The Open Data Institute conducted two surveys in recent months, canvassing the opinions of European nationals from five countries on their attitudes to data. When presented with a variety of statements around the usefulness of data, the phrase that the majority of respondents from all five participating countries agreed with was ‘data is useful when it helps keep me safe.’ The percentage of people that agreed with this statement from each country was 38% in France, 47% in Germany, 51% in the Netherlands, 52% in Belgium and 53% in the UK.
In contrast, for all the nationalities, the phrase ‘data is useful when companies use it to drive economic growth and create jobs’ resonated with the lowest percentage of people. Just 17% of Germans, 18% of Dutch, 19% of French, 23% of Belgians and 30% of British people agreed with that statement.
"What being safe means is a more detailed question."
Peter Wells, head of policy at the ODI said that this result tells us something about how applicable data is to people’s everyday lives. He said: “That second statement doesn’t really feel relevant to people, to their daily lived experience, whereas keeping safe feels more relevant to me.” Wells also mentioned that the statement regarding safety is vague and open to interpretation. The respondent could have understood it to mean being kept safe from terrorism or being kept safe from Facebook. He said: “What being safe means and who we want to be kept safe from, is a more detailed question.”
To the statement ‘data is useful when it helps me do things more quickly and easily’ 26% of French, 29% of Dutch, 31% of German, 33% of Belgian and 34% of British respondents agreed. This phrase is suggestive of AI assistants and other forms of automation that can make people more efficient. Wells said: “Often you will get people from the data, digital and technology world say ‘consumers want convenience.’ When asked, consumers say something quite different.
"People say one thing but actually do something else."
The head of policy also noted that they way people respond to survey questions might not precisely line up with the way that they behave in real life. He said: “Often this happens, people say one thing but actually they do something else.” This poses real difficulties to researchers trying to study behaviour.” However, there are ways to look at people’s actual behaviour, for example through looking at take up of internet services. Wells also said that the ODI has done some work on data sharing in the telecoms sector in the UK. “We built some prototypes of what the service could be and then asking people, ‘Would you click on this button?’ Then you start to get closer to real human behaviour,” said Wells.
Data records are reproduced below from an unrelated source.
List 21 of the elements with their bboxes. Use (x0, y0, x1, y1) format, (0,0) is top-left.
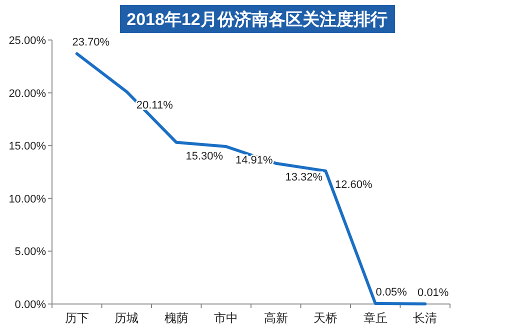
y-tick-label: 0.00% (14, 299, 46, 311)
x-tick-label: 长清 (413, 311, 438, 325)
chart-title: 2018年12月份济南各区关注度排行 (126, 10, 388, 29)
x-tick-label: 章丘 (363, 311, 388, 325)
y-tick-label: 15.00% (8, 140, 46, 153)
x-tick-label: 天桥 (314, 311, 338, 325)
y-tick-label: 25.00% (8, 35, 46, 47)
data-label: 12.60% (334, 178, 372, 191)
y-tick-label: 10.00% (8, 193, 46, 206)
x-tick-label: 市中 (214, 311, 238, 325)
x-tick-label: 高新 (264, 311, 288, 325)
y-tick-label: 20.00% (8, 88, 46, 100)
x-tick-label: 历下 (64, 311, 89, 325)
x-tick-label: 槐荫 (164, 311, 188, 325)
data-label: 23.70% (72, 36, 110, 49)
x-tick-label: 历城 (114, 311, 139, 325)
data-label: 13.32% (285, 171, 323, 184)
y-tick-label: 5.00% (14, 246, 46, 258)
data-label: 15.30% (186, 150, 224, 162)
data-label: 0.01% (418, 286, 449, 299)
data-label: 0.05% (376, 286, 408, 298)
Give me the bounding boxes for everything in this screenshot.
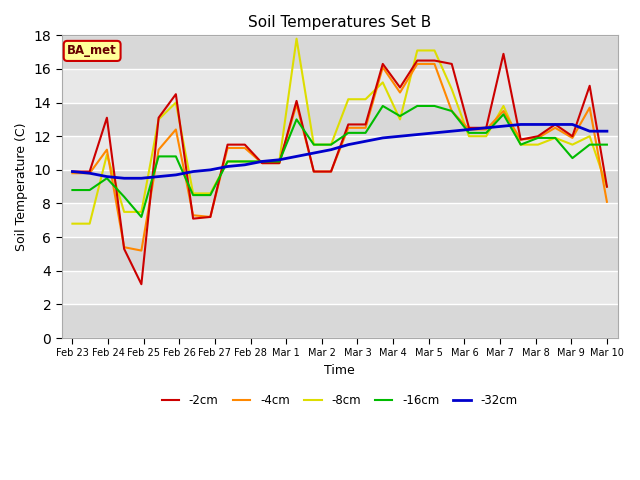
Bar [61,170,618,204]
Legend: -2cm, -4cm, -8cm, -16cm, -32cm: -2cm, -4cm, -8cm, -16cm, -32cm [157,389,522,412]
Bar [61,103,618,136]
Y-axis label: Soil Temperature (C): Soil Temperature (C) [15,122,28,251]
X-axis label: Time: Time [324,364,355,377]
Bar [61,271,618,304]
Bar [61,69,618,103]
Bar [61,2,618,36]
Text: BA_met: BA_met [67,45,117,58]
Bar [61,36,618,69]
Bar [61,304,618,338]
Title: Soil Temperatures Set B: Soil Temperatures Set B [248,15,431,30]
Bar [61,237,618,271]
Bar [61,204,618,237]
Bar [61,136,618,170]
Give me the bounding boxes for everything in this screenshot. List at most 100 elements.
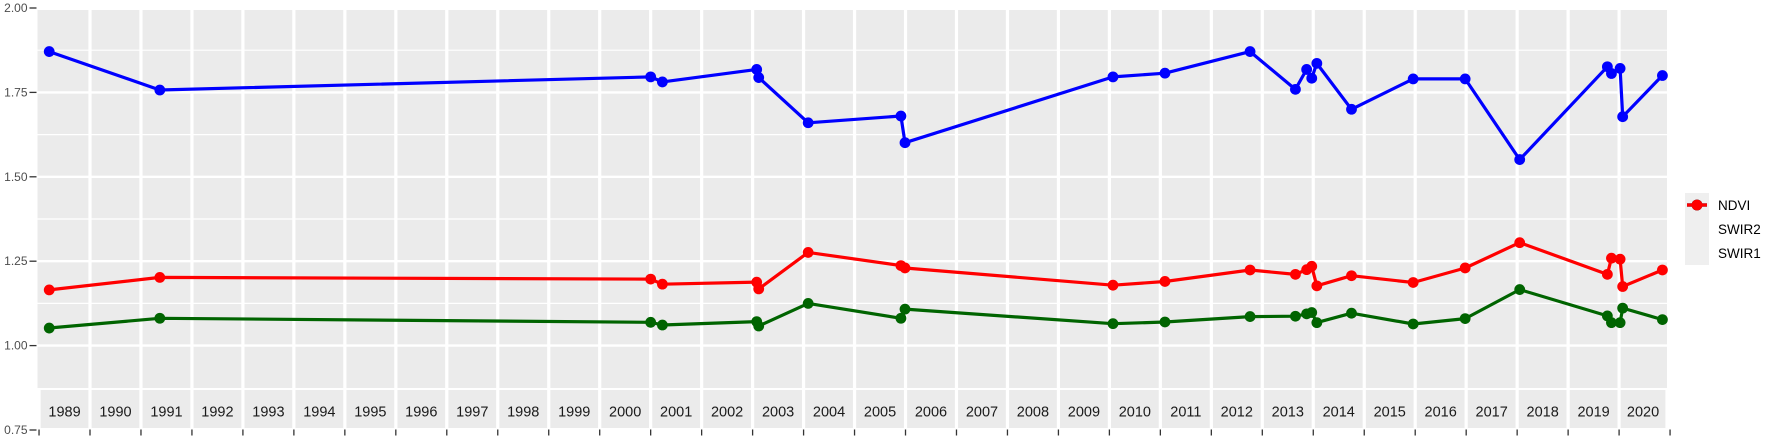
data-point-ndvi: [1514, 154, 1526, 165]
x-axis-year-label: 2001: [660, 405, 692, 421]
data-point-swir1: [1290, 268, 1301, 280]
panel-background: [37, 10, 1667, 388]
data-point-swir2: [899, 303, 911, 315]
data-point-ndvi: [1301, 64, 1313, 75]
data-point-swir2: [753, 320, 765, 332]
x-axis-year-label: 1989: [48, 405, 80, 421]
x-axis-year-label: 1996: [405, 405, 437, 421]
data-point-swir1: [1601, 268, 1613, 280]
data-point-swir2: [802, 298, 814, 309]
x-axis-year-label: 2002: [711, 405, 743, 421]
data-point-swir1: [1614, 253, 1626, 265]
facet-strip: [448, 390, 497, 428]
legend: NDVI SWIR2 SWIR1: [1685, 193, 1761, 265]
data-point-ndvi: [895, 110, 907, 122]
facet-strip: [1263, 390, 1312, 428]
x-axis-year-label: 1994: [303, 405, 335, 421]
data-point-ndvi: [1617, 111, 1629, 123]
data-point-ndvi: [1657, 70, 1668, 81]
facet-strip: [958, 390, 1006, 428]
data-point-swir2: [1107, 318, 1119, 330]
data-point-ndvi: [1606, 68, 1617, 79]
data-point-swir1: [154, 272, 166, 283]
x-axis-year-label: 2014: [1323, 405, 1355, 421]
facet-strip: [652, 390, 701, 428]
data-point-swir2: [656, 319, 668, 331]
legend-label-swir2: SWIR2: [1718, 221, 1761, 237]
data-point-swir1: [1244, 264, 1256, 276]
data-point-swir1: [43, 284, 55, 296]
data-point-swir2: [1311, 317, 1323, 329]
facet-strip: [856, 390, 904, 428]
y-axis-label: 2.00: [4, 1, 28, 15]
data-point-swir2: [1606, 317, 1617, 329]
facet-strip: [550, 390, 599, 428]
x-axis-year-label: 1991: [150, 405, 182, 421]
facet-strip: [1569, 390, 1618, 428]
data-point-swir2: [1459, 313, 1471, 324]
x-axis-year-label: 1995: [354, 405, 386, 421]
data-point-swir1: [1311, 280, 1323, 292]
data-point-swir2: [43, 322, 55, 334]
data-point-swir1: [1617, 281, 1629, 292]
data-point-swir1: [899, 262, 911, 274]
x-axis-year-label: 2017: [1476, 405, 1508, 421]
swir1-point-icon: [1687, 199, 1707, 211]
facet-strip: [142, 390, 191, 428]
data-point-ndvi: [1290, 83, 1301, 95]
data-point-ndvi: [1244, 46, 1256, 57]
legend-entry-swir1: SWIR1: [1685, 199, 1761, 265]
x-axis-year-label: 2016: [1425, 405, 1457, 421]
data-point-swir1: [753, 283, 765, 295]
facet-strip: [1518, 390, 1567, 428]
data-point-ndvi: [751, 64, 763, 75]
x-axis-year-label: 2009: [1068, 405, 1100, 421]
y-axis-label: 1.00: [4, 339, 28, 353]
data-point-swir2: [1614, 317, 1626, 329]
data-point-swir2: [1290, 310, 1301, 322]
x-axis-year-label: 2005: [864, 405, 896, 421]
x-axis-year-label: 2010: [1119, 405, 1151, 421]
data-point-ndvi: [1459, 73, 1471, 85]
data-point-ndvi: [1407, 73, 1419, 85]
data-point-ndvi: [645, 71, 657, 83]
x-axis-year-label: 1998: [507, 405, 539, 421]
data-point-ndvi: [154, 84, 166, 96]
x-axis-year-label: 2004: [813, 405, 845, 421]
data-point-ndvi: [1306, 72, 1318, 84]
data-point-ndvi: [899, 137, 911, 149]
data-point-swir1: [802, 247, 814, 258]
facet-strip: [1620, 390, 1666, 428]
x-axis-year-label: 2020: [1627, 405, 1659, 421]
facet-strip: [1161, 390, 1210, 428]
data-point-ndvi: [1346, 103, 1357, 115]
data-point-ndvi: [1614, 63, 1626, 74]
x-axis-year-label: 2013: [1272, 405, 1304, 421]
facet-strip: [1467, 390, 1516, 428]
data-point-swir1: [645, 273, 657, 285]
data-point-swir1: [1459, 262, 1471, 274]
data-point-ndvi: [1107, 71, 1119, 83]
x-axis-year-label: 2015: [1374, 405, 1406, 421]
x-axis-year-label: 1999: [558, 405, 590, 421]
data-point-swir1: [1107, 279, 1119, 291]
data-point-swir1: [656, 278, 668, 290]
x-axis-year-label: 1990: [99, 405, 131, 421]
facet-strip: [907, 390, 955, 428]
data-point-swir2: [1244, 311, 1256, 322]
facet-strip: [499, 390, 548, 428]
x-axis-year-label: 1993: [252, 405, 284, 421]
data-point-swir2: [645, 316, 657, 328]
x-axis-year-label: 2006: [915, 405, 947, 421]
y-axis-label: 1.50: [4, 170, 28, 184]
facet-strip: [1060, 390, 1108, 428]
facet-strip: [1009, 390, 1057, 428]
data-point-swir1: [1606, 252, 1617, 264]
x-axis-year-label: 1992: [201, 405, 233, 421]
data-point-swir1: [1657, 264, 1668, 276]
facet-strip: [754, 390, 802, 428]
x-axis-year-label: 2008: [1017, 405, 1049, 421]
data-point-ndvi: [1311, 57, 1323, 69]
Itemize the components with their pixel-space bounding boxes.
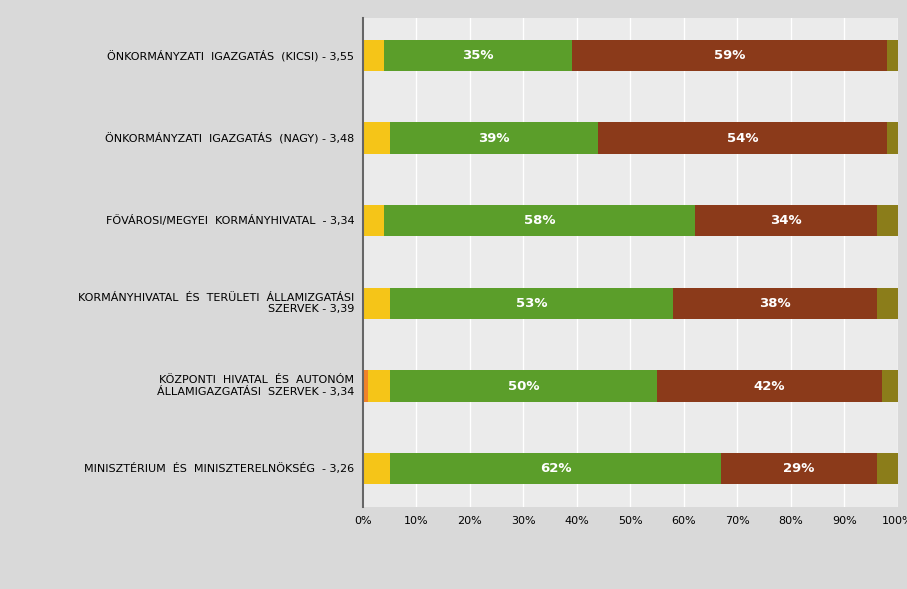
Bar <box>887 123 898 154</box>
Bar <box>363 453 390 484</box>
Text: 62%: 62% <box>540 462 571 475</box>
Bar <box>363 287 390 319</box>
Bar <box>695 205 876 237</box>
Bar <box>876 287 898 319</box>
Bar <box>385 205 695 237</box>
Bar <box>363 205 385 237</box>
Text: 58%: 58% <box>523 214 555 227</box>
Bar <box>368 370 390 402</box>
Bar <box>390 287 673 319</box>
Text: 35%: 35% <box>462 49 493 62</box>
Text: 34%: 34% <box>770 214 802 227</box>
Bar <box>721 453 876 484</box>
Text: 42%: 42% <box>754 379 785 392</box>
Bar <box>882 370 898 402</box>
Text: 39%: 39% <box>478 132 510 145</box>
Bar <box>887 40 898 71</box>
Bar <box>599 123 887 154</box>
Bar <box>390 370 657 402</box>
Bar <box>363 40 385 71</box>
Bar <box>876 205 898 237</box>
Bar <box>363 123 390 154</box>
Text: 54%: 54% <box>727 132 758 145</box>
Bar <box>571 40 887 71</box>
Bar <box>657 370 882 402</box>
Bar <box>390 453 721 484</box>
Text: 29%: 29% <box>784 462 814 475</box>
Bar <box>876 453 898 484</box>
Text: 38%: 38% <box>759 297 791 310</box>
Text: 50%: 50% <box>508 379 539 392</box>
Bar <box>363 370 368 402</box>
Text: 59%: 59% <box>714 49 745 62</box>
Bar <box>385 40 571 71</box>
Bar <box>390 123 599 154</box>
Text: 53%: 53% <box>515 297 547 310</box>
Bar <box>673 287 876 319</box>
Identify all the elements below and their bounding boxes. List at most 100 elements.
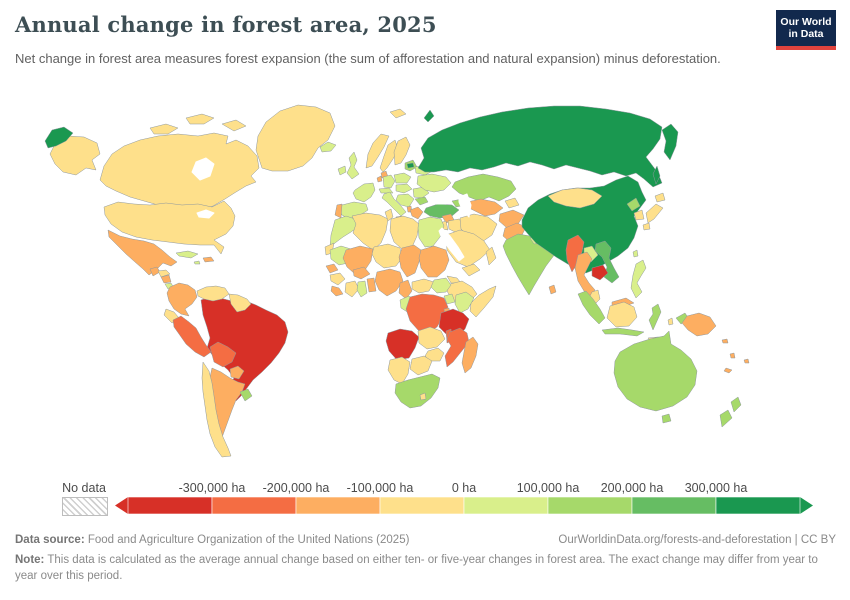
legend-swatch[interactable] [379,496,465,515]
country-guyanas[interactable] [228,293,252,313]
country-egypt[interactable] [417,216,445,248]
country-mongolia[interactable] [547,187,603,209]
country-kyrgyzstan-tajikistan[interactable] [504,197,520,209]
country-botswana[interactable] [409,355,433,376]
owid-logo[interactable]: Our World in Data [776,10,836,50]
country-central-europe[interactable] [395,183,413,194]
country-cameroon[interactable] [398,279,413,300]
country-lesotho[interactable] [419,392,427,401]
country-nigeria[interactable] [374,268,404,297]
country-indonesia-sulawesi[interactable] [648,303,662,331]
country-arctic-islands[interactable] [149,123,179,135]
country-nicaragua[interactable] [160,274,172,284]
country-russia-novaya-zemlya[interactable] [423,109,435,123]
country-greenland[interactable] [255,104,336,172]
country-bolivia[interactable] [209,341,237,368]
country-libya[interactable] [389,215,420,250]
country-south-korea[interactable] [633,209,645,221]
country-central-asia[interactable] [466,198,504,217]
country-brazil[interactable] [200,295,289,402]
country-vanuatu[interactable] [729,352,736,359]
country-somalia[interactable] [469,285,497,318]
country-sierra-leone-liberia[interactable] [330,285,344,297]
country-tasmania[interactable] [661,413,672,424]
country-south-africa[interactable] [394,373,441,409]
country-ghana[interactable] [356,280,368,298]
country-indonesia-maluku[interactable] [667,317,674,326]
country-zimbabwe[interactable] [424,347,445,362]
country-niger[interactable] [371,243,403,269]
country-poland[interactable] [393,172,412,184]
country-ireland[interactable] [337,165,347,176]
country-russia-chukotka[interactable] [44,126,74,149]
country-thailand[interactable] [574,251,596,297]
country-france[interactable] [352,182,376,203]
country-new-zealand-north[interactable] [730,396,742,413]
country-indonesia-kalimantan[interactable] [606,301,638,328]
country-oman[interactable] [485,246,497,266]
country-ivory-coast[interactable] [344,280,360,298]
country-cambodia[interactable] [591,264,609,281]
country-taiwan[interactable] [632,249,639,258]
legend-swatch[interactable] [211,496,297,515]
country-cuba[interactable] [175,250,199,259]
country-ukraine[interactable] [416,173,452,193]
legend-swatch[interactable] [715,496,801,515]
country-zambia[interactable] [417,326,446,350]
country-morocco[interactable] [329,215,360,248]
country-mozambique[interactable] [444,327,470,368]
country-sri-lanka[interactable] [548,284,557,295]
country-alpine-states[interactable] [378,187,394,194]
country-kenya[interactable] [454,291,475,314]
country-philippines[interactable] [630,259,647,299]
country-peru[interactable] [172,315,212,358]
country-latvia[interactable] [406,162,415,169]
country-turkey[interactable] [423,203,460,219]
country-honduras[interactable] [157,269,171,278]
country-russia-kamchatka[interactable] [661,123,679,161]
country-burkina-faso[interactable] [352,266,371,280]
country-new-caledonia[interactable] [723,367,733,374]
country-namibia[interactable] [387,356,411,385]
country-portugal[interactable] [334,203,343,219]
no-data-swatch[interactable] [62,497,108,516]
country-japan-honshu[interactable] [645,203,664,224]
country-greece[interactable] [409,206,424,220]
country-japan-kyushu[interactable] [642,222,651,231]
country-vietnam[interactable] [594,240,620,284]
country-chile[interactable] [201,361,232,458]
country-indonesia-java[interactable] [601,327,645,337]
country-sudan[interactable] [418,245,450,278]
legend-swatch[interactable] [547,496,633,515]
country-svalbard[interactable] [389,108,407,119]
country-canada[interactable] [99,132,260,211]
country-togo-benin[interactable] [366,277,377,293]
country-italy[interactable] [381,191,407,217]
country-mexico[interactable] [107,229,178,276]
country-russia[interactable] [417,105,663,188]
legend-swatch[interactable] [631,496,717,515]
country-chad[interactable] [398,244,422,278]
legend-swatch[interactable] [295,496,381,515]
country-jamaica[interactable] [193,260,201,265]
country-solomon-islands[interactable] [721,338,729,344]
country-paraguay[interactable] [229,365,245,380]
country-japan-hokkaido[interactable] [654,192,666,203]
country-tunisia[interactable] [384,208,394,222]
legend-swatch[interactable] [463,496,549,515]
country-yemen[interactable] [461,263,481,277]
legend-swatch[interactable] [127,496,213,515]
country-senegal[interactable] [325,263,339,274]
country-finland[interactable] [393,136,411,166]
country-united-kingdom[interactable] [346,151,360,180]
country-colombia[interactable] [166,282,198,317]
country-arctic-islands[interactable] [221,119,247,132]
country-new-zealand-south[interactable] [719,409,733,428]
country-bulgaria[interactable] [414,196,429,206]
country-iceland[interactable] [319,141,337,153]
country-arctic-islands[interactable] [185,113,215,125]
country-norway[interactable] [365,133,390,169]
country-benelux[interactable] [376,175,383,183]
country-hispaniola[interactable] [202,256,215,263]
country-venezuela[interactable] [196,285,230,302]
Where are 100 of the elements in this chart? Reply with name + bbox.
For him, the most profound and surprising insight from this set of survey results was the variations between the countries in terms of opinions as well as the clusters. He said that countries we think of as being quite culturally similar have some quite different opinions.
He gave the example of the UK and France where, when asked if they trust their data with local government, 41% of British respondents said they would compared to 19% of the French people surveyed. Wells said: “There’s some quite significant variations and we’re seeing France and Germany clustered together, differently to Belgium, the Netherlands and the UK.”
He said this information is particularly pertinent to businesses looking to export their goods or services. They would be able to see which nations and markets are most amenable to the type of service they are offering. According to Wells, this will be particularly useful for government trade strategy after Brexit. “Often there can be a mistake of thinking everything should be global but different countries have different social contracts – my expectations of society and society’s expectations of me,” he said.
The two surveys commissioned by the Open Data Institute questioned the British respondents in November 2017 and canvassed the opinions of the continental European nationals in March and April 2018.